Row replicating many times after a join??

I'm currently doing a join based on a customer ID. There is 1 row of Customer #1 on the left input, and 1 row of Customer #1 on the right input. I am using customer ID to join. However, somehow on the JOIN output, it creates 8 records for Customer #1, and only 1 of those rows is accurate (the rest are filled with zeroes).
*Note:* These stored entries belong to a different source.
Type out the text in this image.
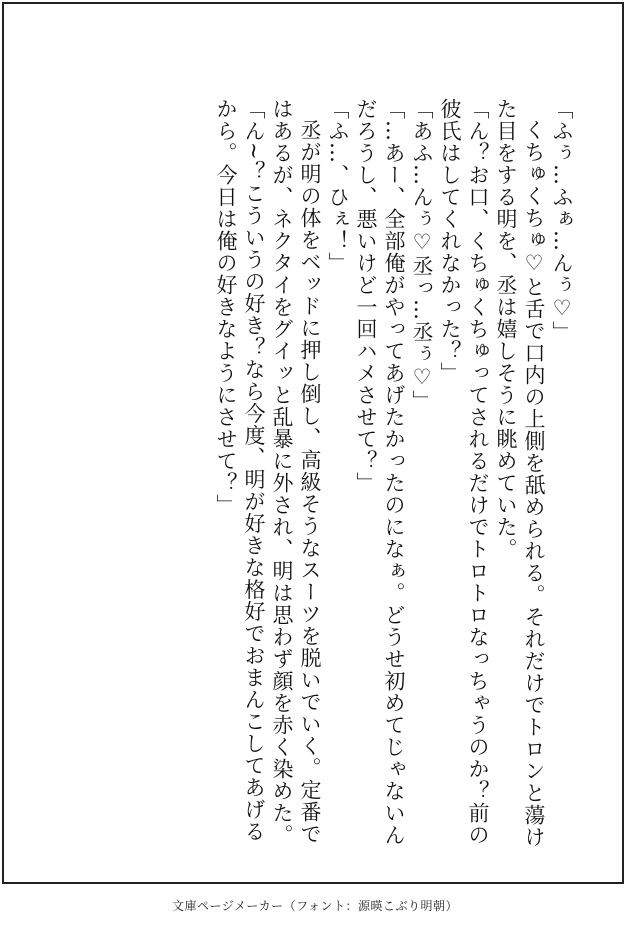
「ふぅ…ふぁ…んぅ♡」

くちゅくちゅ♡と舌で口内の上側を舐められる。それだけでトロンと蕩けた目をする明を、丞は嬉しそうに眺めていた。

「ん？お口、くちゅくちゅってされるだけでトロトロなっちゃうのか？前の彼氏はしてくれなかった？」

「あふ…んぅ♡丞っ…丞ぅ♡」

「…あー、全部俺がやってあげたかったのになぁ。どうせ初めてじゃないんだろうし、悪いけど一回ハメさせて？」

「ふ…、ひぇ！」

丞が明の体をベッドに押し倒し、高級そうなスーツを脱いでいく。定番ではあるが、ネクタイをグイッと乱暴に外され、明は思わず顔を赤く染めた。

「ん~？こういうの好き？なら今度、明が好きな格好でおまんこしてあげるから。今日は俺の好きなようにさせて？」

文庫ページメーカー（フォント：源暎こぶり明朝）
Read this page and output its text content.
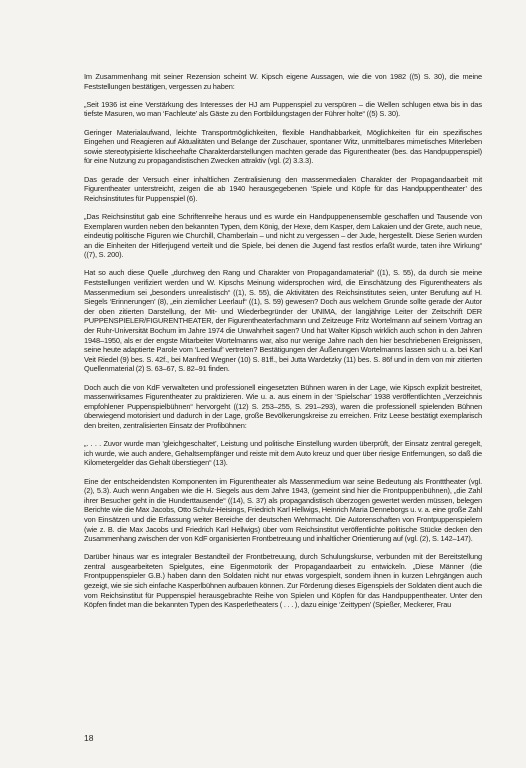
Im Zusammenhang mit seiner Rezension scheint W. Kipsch eigene Aussagen, wie die von 1982 ((5) S. 30), die meine Feststellungen bestätigen, vergessen zu haben:

„Seit 1936 ist eine Verstärkung des Interesses der HJ am Puppenspiel zu verspüren – die Wellen schlugen etwa bis in das tiefste Masuren, wo man ‘Fachleute’ als Gäste zu den Fortbildungstagen der Führer holte“ ((5) S. 30).

Geringer Materialaufwand, leichte Transportmöglichkeiten, flexible Handhabbarkeit, Möglichkeiten für ein spezifisches Eingehen und Reagieren auf Aktualitäten und Belange der Zuschauer, spontaner Witz, unmittelbares mimetisches Miterleben sowie stereotypisierte klischeehafte Charakterdarstellungen machten gerade das Figurentheater (bes. das Handpuppenspiel) für eine Nutzung zu propagandistischen Zwecken attraktiv (vgl. (2) 3.3.3).

Das gerade der Versuch einer inhaltlichen Zentralisierung den massenmedialen Charakter der Propagandaarbeit mit Figurentheater unterstreicht, zeigen die ab 1940 herausgegebenen ‘Spiele und Köpfe für das Handpuppentheater’ des Reichsinstitutes für Puppenspiel (6).

„Das Reichsinstitut gab eine Schriftenreihe heraus und es wurde ein Handpuppenensemble geschaffen und Tausende von Exemplaren wurden neben den bekannten Typen, dem König, der Hexe, dem Kasper, dem Lakaien und der Grete, auch neue, eindeutig politische Figuren wie Churchill, Chamberlain – und nicht zu vergessen – der Jude, hergestellt. Diese Serien wurden an die Einheiten der Hitlerjugend verteilt und die Spiele, bei denen die Jugend fast restlos erfaßt wurde, taten ihre Wirkung“ ((7), S. 200).

Hat so auch diese Quelle „durchweg den Rang und Charakter von Propagandamaterial“ ((1), S. 55), da durch sie meine Feststellungen verifiziert werden und W. Kipschs Meinung widersprochen wird, die Einschätzung des Figurentheaters als Massenmedium sei „besonders unrealistisch“ ((1), S. 55), die Aktivitäten des Reichsinstitutes seien, unter Berufung auf H. Siegels ‘Erinnerungen’ (8), „ein ziemlicher Leerlauf“ ((1), S. 59) gewesen? Doch aus welchem Grunde sollte gerade der Autor der oben zitierten Darstellung, der Mit- und Wiederbegründer der UNIMA, der langjährige Leiter der Zeitschrift DER PUPPENSPIELER/FIGURENTHEATER, der Figurentheaterfachmann und Zeitzeuge Fritz Wortelmann auf seinem Vortrag an der Ruhr-Universität Bochum im Jahre 1974 die Unwahrheit sagen? Und hat Walter Kipsch wirklich auch schon in den Jahren 1948–1950, als er der engste Mitarbeiter Wortelmanns war, also nur wenige Jahre nach den hier beschriebenen Ereignissen, seine heute adaptierte Parole vom ‘Leerlauf’ vertreten? Bestätigungen der Äußerungen Wortelmanns lassen sich u. a. bei Karl Veit Riedel (9) bes. S. 42f., bei Manfred Wegner (10) S. 81ff., bei Jutta Wardetzky (11) bes. S. 86f und in dem von mir zitierten Quellenmaterial (2) S. 63–67, S. 82–91 finden.

Doch auch die von KdF verwalteten und professionell eingesetzten Bühnen waren in der Lage, wie Kipsch explizit bestreitet, massenwirksames Figurentheater zu praktizieren. Wie u. a. aus einem in der ‘Spielschar’ 1938 veröffentlichten „Verzeichnis empfohlener Puppenspielbühnen“ hervorgeht ((12) S. 253–255, S. 291–293), waren die professionell spielenden Bühnen überwiegend motorisiert und dadurch in der Lage, große Bevölkerungskreise zu erreichen. Fritz Leese bestätigt exemplarisch den breiten, zentralisierten Einsatz der Profibühnen:

„. . . . Zuvor wurde man ‘gleichgeschaltet’, Leistung und politische Einstellung wurden überprüft, der Einsatz zentral geregelt, ich wurde, wie auch andere, Gehaltsempfänger und reiste mit dem Auto kreuz und quer über riesige Entfernungen, so daß die Kilometergelder das Gehalt überstiegen“ (13).

Eine der entscheidendsten Komponenten im Figurentheater als Massenmedium war seine Bedeutung als Frontttheater (vgl. (2), 5.3). Auch wenn Angaben wie die H. Siegels aus dem Jahre 1943, (gemeint sind hier die Frontpuppenbühnen), „die Zahl ihrer Besucher geht in die Hunderttausende“ ((14), S. 37) als propagandistisch überzogen gewertet werden müssen, belegen Berichte wie die Max Jacobs, Otto Schulz-Heisings, Friedrich Karl Hellwigs, Heinrich Maria Denneborgs u. v. a. eine große Zahl von Einsätzen und die Erfassung weiter Bereiche der deutschen Wehrmacht. Die Autorenschaften von Frontpuppenspielern (wie z. B. die Max Jacobs und Friedrich Karl Hellwigs) über vom Reichsinstitut veröffentlichte politische Stücke decken den Zusammenhang zwischen der von KdF organisierten Frontbetreuung und inhaltlicher Orientierung auf (vgl. (2), S. 142–147).

Darüber hinaus war es integraler Bestandteil der Frontbetreuung, durch Schulungskurse, verbunden mit der Bereitstellung zentral ausgearbeiteten Spielgutes, eine Eigenmotorik der Propagandaarbeit zu entwickeln. „Diese Männer (die Frontpuppenspieler G.B.) haben dann den Soldaten nicht nur etwas vorgespielt, sondern ihnen in kurzen Lehrgängen auch gezeigt, wie sie sich einfache Kasperlbühnen aufbauen können. Zur Förderung dieses Eigenspiels der Soldaten dient auch die vom Reichsinstitut für Puppenspiel herausgebrachte Reihe von Spielen und Köpfen für das Handpuppentheater. Unter den Köpfen findet man die bekannten Typen des Kasperletheaters ( . . . ), dazu einige ‘Zeittypen’ (Spießer, Meckerer, Frau

18
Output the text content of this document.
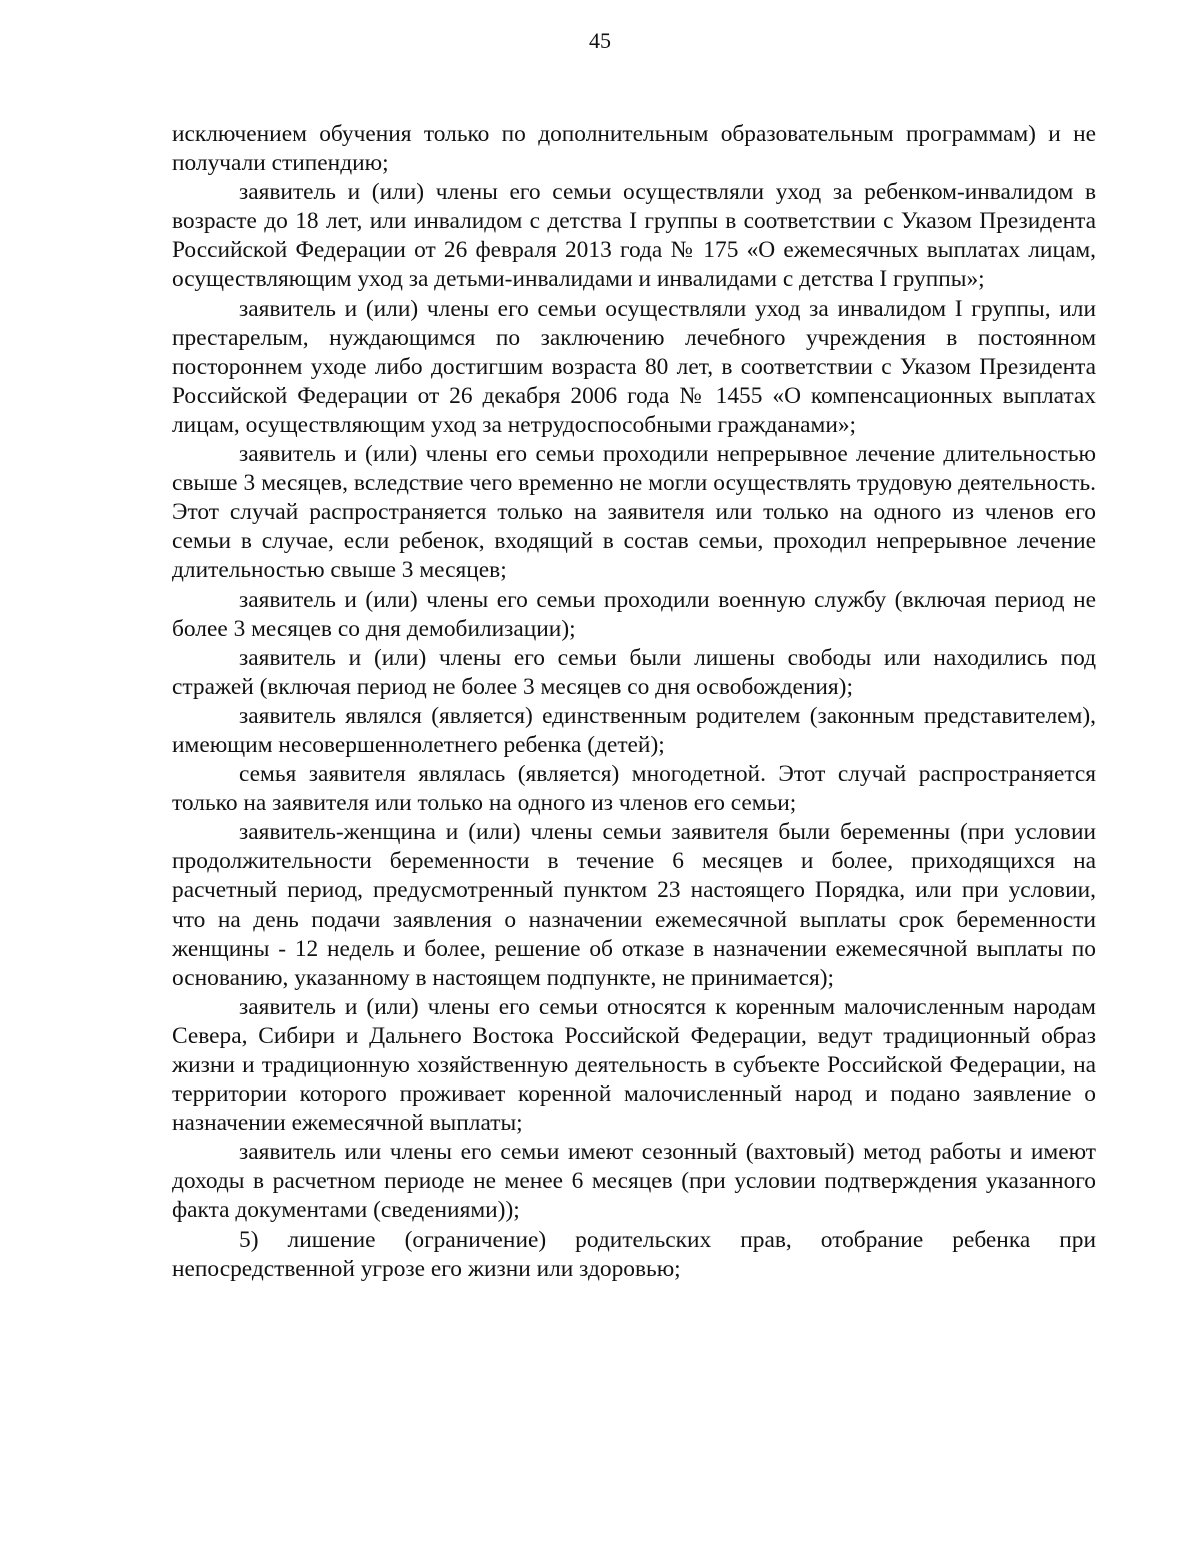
45

исключением обучения только по дополнительным образовательным программам) и не получали стипендию;

заявитель и (или) члены его семьи осуществляли уход за ребенком-инвалидом в возрасте до 18 лет, или инвалидом с детства I группы в соответствии с Указом Президента Российской Федерации от 26 февраля 2013 года № 175 «О ежемесячных выплатах лицам, осуществляющим уход за детьми-инвалидами и инвалидами с детства I группы»;

заявитель и (или) члены его семьи осуществляли уход за инвалидом I группы, или престарелым, нуждающимся по заключению лечебного учреждения в постоянном постороннем уходе либо достигшим возраста 80 лет, в соответствии с Указом Президента Российской Федерации от 26 декабря 2006 года № 1455 «О компенсационных выплатах лицам, осуществляющим уход за нетрудоспособными гражданами»;

заявитель и (или) члены его семьи проходили непрерывное лечение длительностью свыше 3 месяцев, вследствие чего временно не могли осуществлять трудовую деятельность. Этот случай распространяется только на заявителя или только на одного из членов его семьи в случае, если ребенок, входящий в состав семьи, проходил непрерывное лечение длительностью свыше 3 месяцев;

заявитель и (или) члены его семьи проходили военную службу (включая период не более 3 месяцев со дня демобилизации);

заявитель и (или) члены его семьи были лишены свободы или находились под стражей (включая период не более 3 месяцев со дня освобождения);

заявитель являлся (является) единственным родителем (законным представителем), имеющим несовершеннолетнего ребенка (детей);

семья заявителя являлась (является) многодетной. Этот случай распространяется только на заявителя или только на одного из членов его семьи;

заявитель-женщина и (или) члены семьи заявителя были беременны (при условии продолжительности беременности в течение 6 месяцев и более, приходящихся на расчетный период, предусмотренный пунктом 23 настоящего Порядка, или при условии, что на день подачи заявления о назначении ежемесячной выплаты срок беременности женщины - 12 недель и более, решение об отказе в назначении ежемесячной выплаты по основанию, указанному в настоящем подпункте, не принимается);

заявитель и (или) члены его семьи относятся к коренным малочисленным народам Севера, Сибири и Дальнего Востока Российской Федерации, ведут традиционный образ жизни и традиционную хозяйственную деятельность в субъекте Российской Федерации, на территории которого проживает коренной малочисленный народ и подано заявление о назначении ежемесячной выплаты;

заявитель или члены его семьи имеют сезонный (вахтовый) метод работы и имеют доходы в расчетном периоде не менее 6 месяцев (при условии подтверждения указанного факта документами (сведениями));

5) лишение (ограничение) родительских прав, отобрание ребенка при непосредственной угрозе его жизни или здоровью;
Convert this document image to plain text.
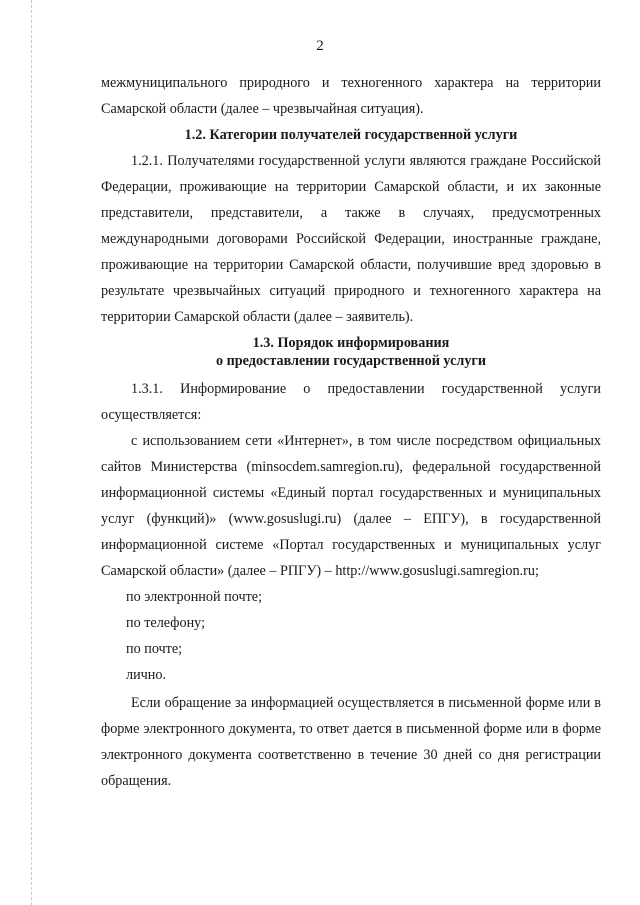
2

межмуниципального природного и техногенного характера на территории Самарской области (далее – чрезвычайная ситуация).

1.2. Категории получателей государственной услуги

1.2.1. Получателями государственной услуги являются граждане Российской Федерации, проживающие на территории Самарской области, и их законные представители, представители, а также в случаях, предусмотренных международными договорами Российской Федерации, иностранные граждане, проживающие на территории Самарской области, получившие вред здоровью в результате чрезвычайных ситуаций природного и техногенного характера на территории Самарской области (далее – заявитель).

1.3. Порядок информирования
о предоставлении государственной услуги

1.3.1. Информирование о предоставлении государственной услуги осуществляется:

с использованием сети «Интернет», в том числе посредством официальных сайтов Министерства (minsocdem.samregion.ru), федеральной государственной информационной системы «Единый портал государственных и муниципальных услуг (функций)» (www.gosuslugi.ru) (далее – ЕПГУ), в государственной информационной системе «Портал государственных и муниципальных услуг Самарской области» (далее – РПГУ) – http://www.gosuslugi.samregion.ru;

по электронной почте;

по телефону;

по почте;

лично.

Если обращение за информацией осуществляется в письменной форме или в форме электронного документа, то ответ дается в письменной форме или в форме электронного документа соответственно в течение 30 дней со дня регистрации обращения.
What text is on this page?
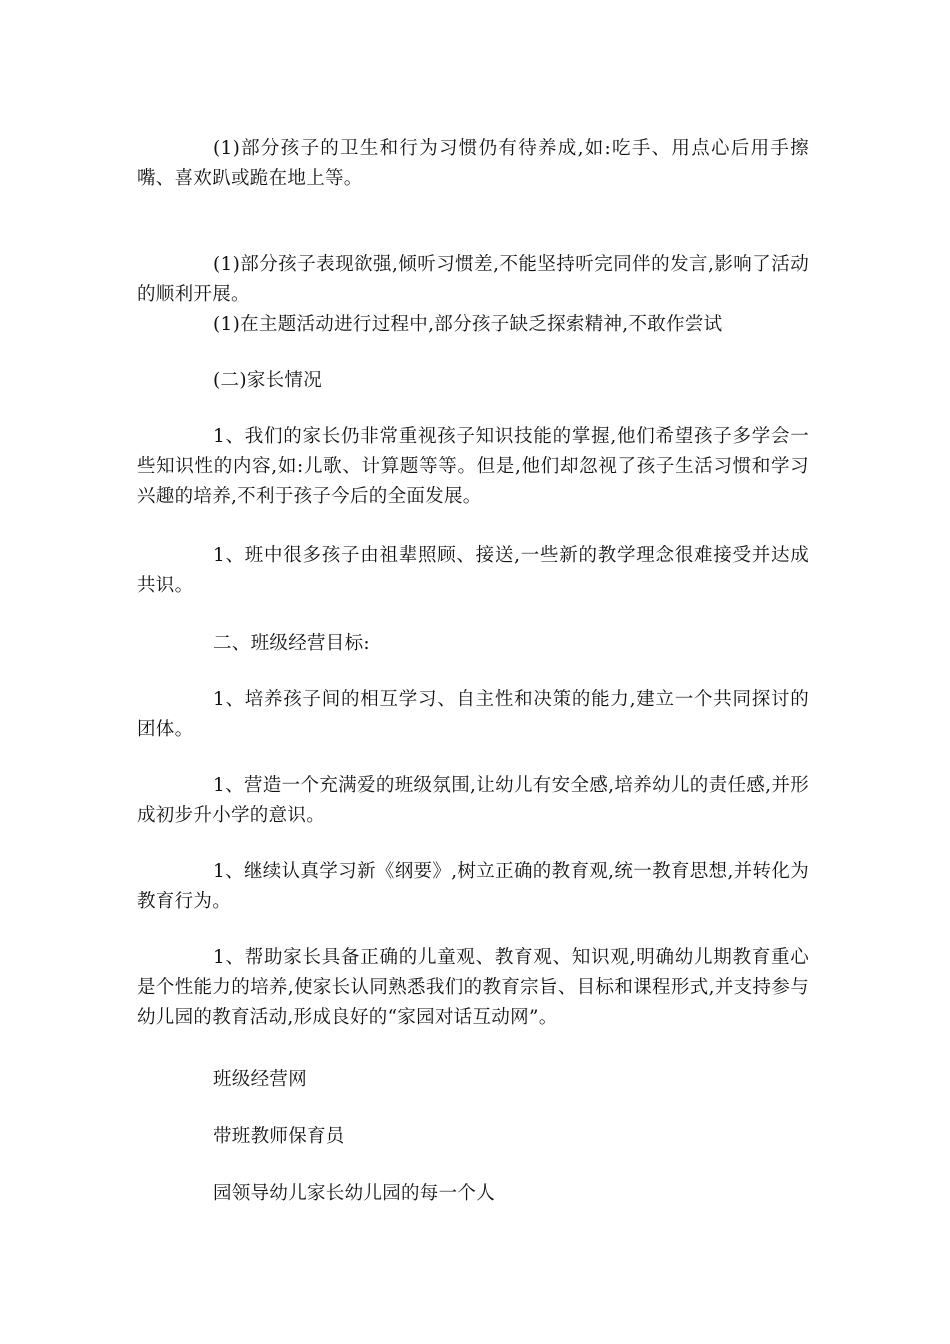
(1)部分孩子的卫生和行为习惯仍有待养成,如:吃手、用点心后用手擦嘴、喜欢趴或跪在地上等。

(1)部分孩子表现欲强,倾听习惯差,不能坚持听完同伴的发言,影响了活动的顺利开展。

(1)在主题活动进行过程中,部分孩子缺乏探索精神,不敢作尝试

(二)家长情况

1、我们的家长仍非常重视孩子知识技能的掌握,他们希望孩子多学会一些知识性的内容,如:儿歌、计算题等等。但是,他们却忽视了孩子生活习惯和学习兴趣的培养,不利于孩子今后的全面发展。

1、班中很多孩子由祖辈照顾、接送,一些新的教学理念很难接受并达成共识。

二、班级经营目标:

1、培养孩子间的相互学习、自主性和决策的能力,建立一个共同探讨的团体。

1、营造一个充满爱的班级氛围,让幼儿有安全感,培养幼儿的责任感,并形成初步升小学的意识。

1、继续认真学习新《纲要》,树立正确的教育观,统一教育思想,并转化为教育行为。

1、帮助家长具备正确的儿童观、教育观、知识观,明确幼儿期教育重心是个性能力的培养,使家长认同熟悉我们的教育宗旨、目标和课程形式,并支持参与幼儿园的教育活动,形成良好的“家园对话互动网”。

班级经营网

带班教师保育员

园领导幼儿家长幼儿园的每一个人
Why/how is this happening? And how do I fix??

Help

Join

Accepted answers

All comments

atcodedog05

Hi @ewall

Can you provide sample data or snapshot of whats happening?

Jean-Balteryx

Hi @ewall ,

Can you share your workflow or your input files ?

apathetichell

is it possible that there are actually 8 instances of customer 1 in one of your joins - perhaps with nulls() or something in the rest of the field? It would seem quite odd otherwise. Can you maybe do a count of that value prior to the join? The most logical explanation is that one of your data sources as 8 entries, or one has 4 and the other has 2.

ewall

@atcodedog05 @Jean-Balteryx I can't share the data...but setup is as follows:

Summarize tool gives me Customer ID, Customer Name, Category, and 3 amount buckets. I then do a cross tab to create columns for the 2 possible categories within each $ bucket. I then do a multiple join to bring them back together. So, at this point I now have 1 record for Customer #1, with 6 columns with $ amounts (let's call them Customer Amount A, Customer Amount B, Customer Billing A, Customer Billing B, Customer Quoted A, Customer Quoted for the LEFT input.

The RIGHT input is Customer ID, Customer Name, and one amount bucket (not split out by category). There is ONE row for Customer #1 coming into the join.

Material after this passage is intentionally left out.